California prisons sterilized female inmates without permission
Prison doctors in California sterilized nearly 150 female inmates during the course of four years without ever obtaining proper approval from the state, a new investigation reveals.
According to The Center for Investigative Reporting, at least 148 women at a pair of state penitentiaries received tubal litigations during the period of 2006 through 2010, yet officials in charge of authorizing those surgeries neglected to sign off in approval.
Since 1994, the sterilization surgery has required the signature of a medical official from the state capital for each and every instance. According to documents obtained by journalists, however, no such records exist.
Dr. Ricki Barnett, the physician who tracks medical services and costs for the California Prison Health Care Receivership Corp, told the Center that the health care committee responsible for authorizing those surgeries have not seen a single request.
The papers obtained by the investigators suggest something much to the contrary, though, with records indicating that physicians contracted by the state earned $147,460 in local funds to perform those surgeries between 1997 and 2010.
Dr. Daun Martin, the top medical manager in charge of Chowchilla, California’s Valley State Prison from 2005 through 2008, added that she never authorized a single tubal litigation during her tenure at the penitentiary. State contracts suggest at least 60 of those surgeries were performed during that span, though, with state procedures apparently sidestepped in order to sterilize women without the proper paperwork ever being filed at both Valley State and the California Institution for Women in Corona.
Martin said she and OB-GYN Dr. James Heinrich began looking for ways around the restrictions after researching state procedures, and often relied on recommending inmates go under the knife by way of citing the surgery a “medical emergency.” According to both doctors, they believed that the restrictions that kept inmates from undergoing tubal litigation procedures were unfair, and that finding a way around was at the best interest of the inmates.
"I'm sure that on a couple of occasions, (Heinrich) brought an issue to me saying, 'Mary Smith is having a medical emergency' kind of thing, ‘and we ought to have a tubal ligation. She's got six kids. Can we do it?'" Martin said. "And I said, 'Well, if you document it as a medical emergency, perhaps.' "
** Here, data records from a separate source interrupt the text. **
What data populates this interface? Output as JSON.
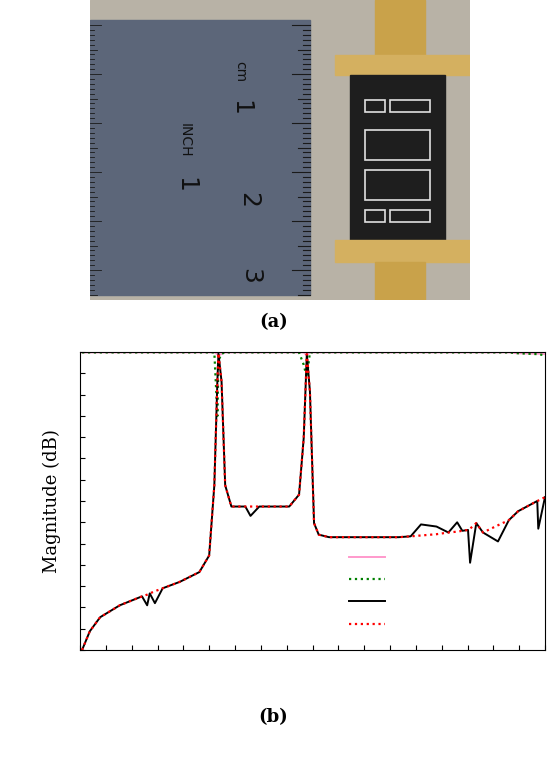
{
  "captions": [
    "(a)",
    "(b)"
  ],
  "photo": {
    "ruler_labels": [
      "cm",
      "1",
      "2",
      "3",
      "INCH",
      "1"
    ]
  },
  "chart_data": {
    "type": "line",
    "y_label": "Magnitude (dB)",
    "x": [
      0.04,
      0.19,
      0.39,
      0.77,
      1.2,
      1.3,
      1.35,
      1.45,
      1.6,
      1.93,
      2.31,
      2.5,
      2.6,
      2.66,
      2.68,
      2.74,
      2.81,
      2.93,
      3.2,
      3.3,
      3.47,
      4.05,
      4.24,
      4.33,
      4.39,
      4.45,
      4.53,
      4.62,
      4.82,
      5.5,
      6.17,
      6.4,
      6.6,
      6.9,
      7.13,
      7.3,
      7.4,
      7.51,
      7.55,
      7.67,
      7.8,
      8.09,
      8.3,
      8.48,
      8.85,
      8.87,
      9.0
    ],
    "series": [
      {
        "color": "#ff99cc",
        "line_style": "solid",
        "values": [
          -0.1,
          -0.1,
          -0.1,
          -0.1,
          -0.1,
          -0.1,
          -0.1,
          -0.1,
          -0.1,
          -0.1,
          -0.1,
          -0.1,
          -0.1,
          -0.5,
          -0.9,
          -0.4,
          -0.1,
          -0.1,
          -0.1,
          -0.1,
          -0.1,
          -0.1,
          -0.1,
          -0.1,
          -0.8,
          -0.1,
          -0.1,
          -0.1,
          -0.1,
          -0.1,
          -0.1,
          -0.1,
          -0.1,
          -0.1,
          -0.1,
          -0.1,
          -0.1,
          -0.1,
          -0.1,
          -0.1,
          -0.1,
          -0.1,
          -0.1,
          -0.3,
          -0.4,
          -0.4,
          -0.5
        ]
      },
      {
        "color": "#008000",
        "line_style": "dotted",
        "values": [
          -0.1,
          -0.1,
          -0.1,
          -0.1,
          -0.1,
          -0.1,
          -0.1,
          -0.1,
          -0.1,
          -0.1,
          -0.1,
          -0.1,
          -0.1,
          -15,
          -2,
          -0.4,
          -0.1,
          -0.1,
          -0.1,
          -0.1,
          -0.1,
          -0.1,
          -0.1,
          -3,
          -6,
          -0.1,
          -0.1,
          -0.1,
          -0.1,
          -0.1,
          -0.1,
          -0.1,
          -0.1,
          -0.1,
          -0.1,
          -0.1,
          -0.1,
          -0.1,
          -0.1,
          -0.1,
          -0.1,
          -0.1,
          -0.1,
          -0.3,
          -0.5,
          -0.5,
          -0.8
        ]
      },
      {
        "color": "#000000",
        "line_style": "solid",
        "values": [
          -70,
          -65.6,
          -62.3,
          -59.5,
          -57.4,
          -59.5,
          -56.7,
          -59,
          -55.5,
          -54,
          -51.7,
          -47.8,
          -31.3,
          -6.4,
          -0.3,
          -7,
          -31.3,
          -36.3,
          -36.3,
          -38.5,
          -36.3,
          -36.3,
          -33.5,
          -20.2,
          -0.5,
          -9.2,
          -40.2,
          -42.9,
          -43.5,
          -43.5,
          -43.5,
          -43.3,
          -40.5,
          -41,
          -42.4,
          -40,
          -42,
          -41.8,
          -49.5,
          -40.2,
          -42.4,
          -44.5,
          -39.5,
          -37.4,
          -35,
          -41.5,
          -34.1
        ]
      },
      {
        "color": "#ff0000",
        "line_style": "dotted",
        "values": [
          -70,
          -65.6,
          -62.3,
          -59.5,
          -57.4,
          -57,
          -56.7,
          -56.2,
          -55.5,
          -54,
          -51.7,
          -47.8,
          -31.3,
          -6.4,
          -0.3,
          -7,
          -31.3,
          -36.3,
          -36.3,
          -36.3,
          -36.3,
          -36.3,
          -33.5,
          -20.2,
          -0.5,
          -9.2,
          -40.2,
          -42.9,
          -43.5,
          -43.5,
          -43.5,
          -43.3,
          -43.1,
          -42.8,
          -42.4,
          -42.2,
          -42,
          -41.8,
          -41.5,
          -40.2,
          -42.4,
          -40.7,
          -39.5,
          -37.4,
          -35,
          -34.9,
          -34.1
        ]
      }
    ],
    "xlim": [
      0,
      9
    ],
    "ylim": [
      -70,
      0
    ],
    "xticks": [
      0,
      0.5,
      1,
      1.5,
      2,
      2.5,
      3,
      3.5,
      4,
      4.5,
      5,
      5.5,
      6,
      6.5,
      7,
      7.5,
      8,
      8.5,
      9
    ],
    "yticks": [
      -70,
      -65,
      -60,
      -55,
      -50,
      -45,
      -40,
      -35,
      -30,
      -25,
      -20,
      -15,
      -10,
      -5,
      0
    ],
    "tick_labels": false,
    "grid": false,
    "legend": "lower center"
  }
}
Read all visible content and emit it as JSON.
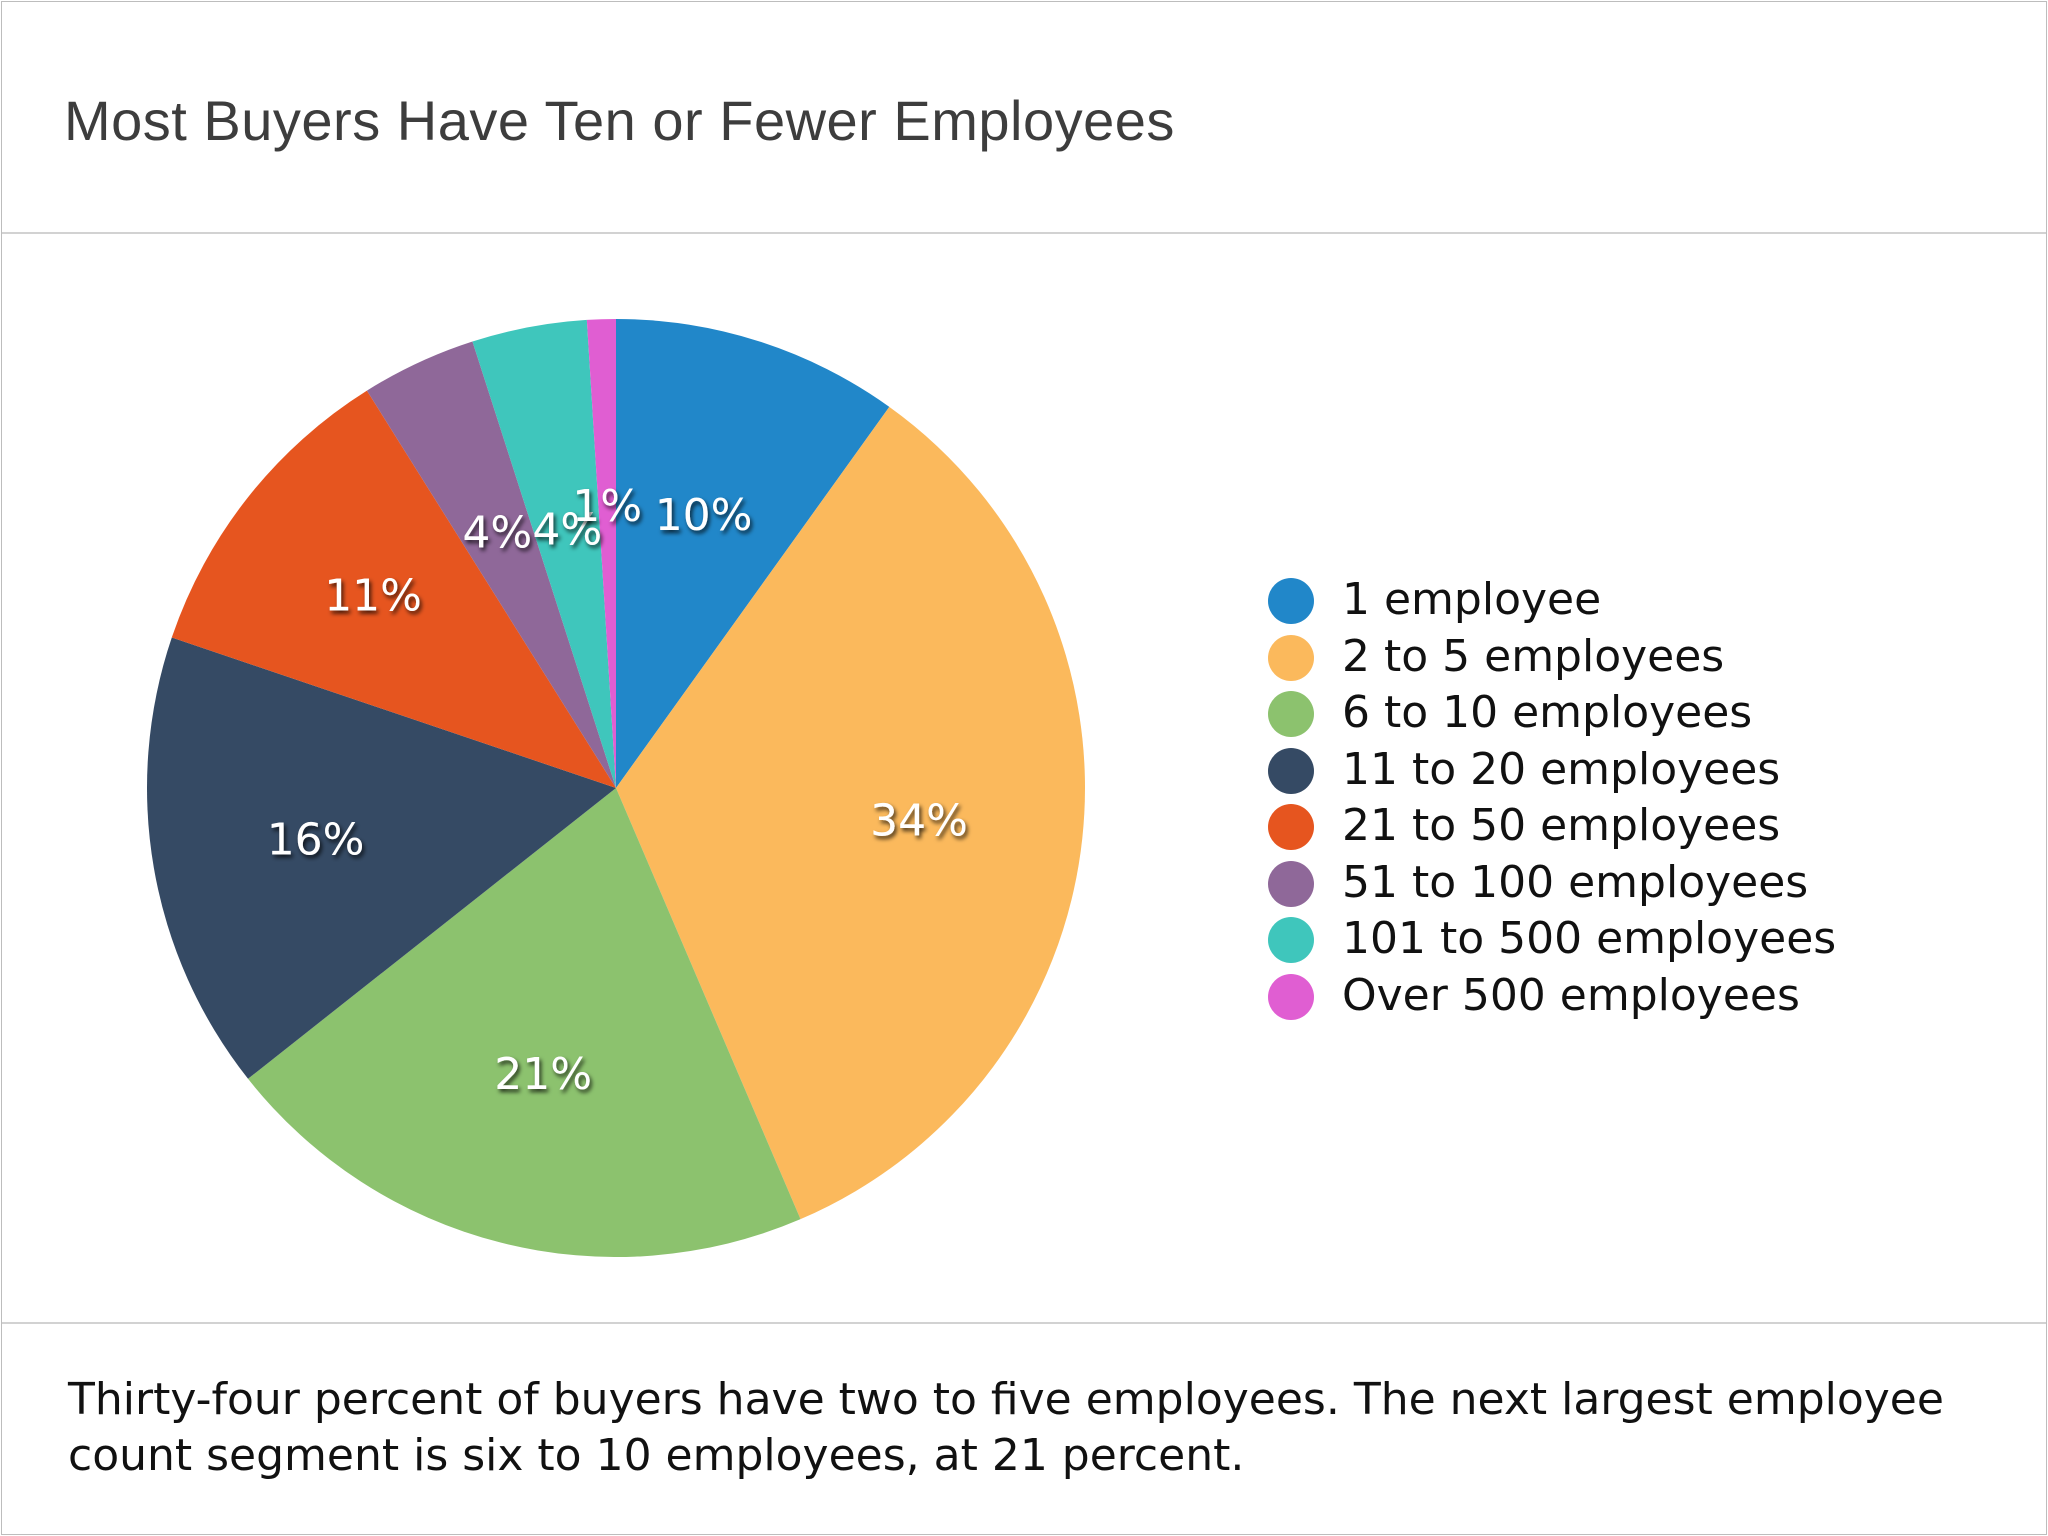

Corey G. Johnson, a journalist with The Center for Investigative Reporting, notes in the report that “since 1994 the procedure has required approval from top medical officials in Sacramento on a case-by-case basis.” Records obtained by Johnson show that the California Prison Health Care Receivership Corp was aware of the sterilizations, although they were not authorized.
"Everybody was operating on the fact that this was a perfectly reasonable thing to do,” added the CPHCRC’s Barnett.
In addition to the 148 inmates identified by the journalists, “perhaps 100 more” may have received tubal litigations since the late 90s without prison officials and contracted doctors following the proper procedures.
Christina Cordero, a 34-year-old former inmate who spent two years in prison for auto robbery, told investigators that the OB-GYN at Valley State Prison in Chowchilla, CA pressured her several times to have her tubes tied.
"As soon as he found out that I had five kids, he suggested that I look into getting it done. The closer I got to my due date, the more he talked about it," she told the center. "He made me feel like a bad mother if I didn't do it."
Other witnesses say the prison seemed to single out women who have experienced multiple pregnancies.
"I was like, 'Oh my God, that's not right,'" fellow former Valley State inmate Crystal Nguyen, 28, told investigators. "Do they think they're animals, and they don't want them to breed anymore?"
Heinrich, the former Valley State OB-GYN, told The Center for Investigative Journalism that the state likely saved money in the long run by recommending the surgeries, and disputes claims that doctors ever coerced inmates into getting the procedure.
“Over a 10-year period, that isn’t a huge amount of money,” Heinrich said, “compared to what you save in welfare paying for these unwanted children – as they procreated more.”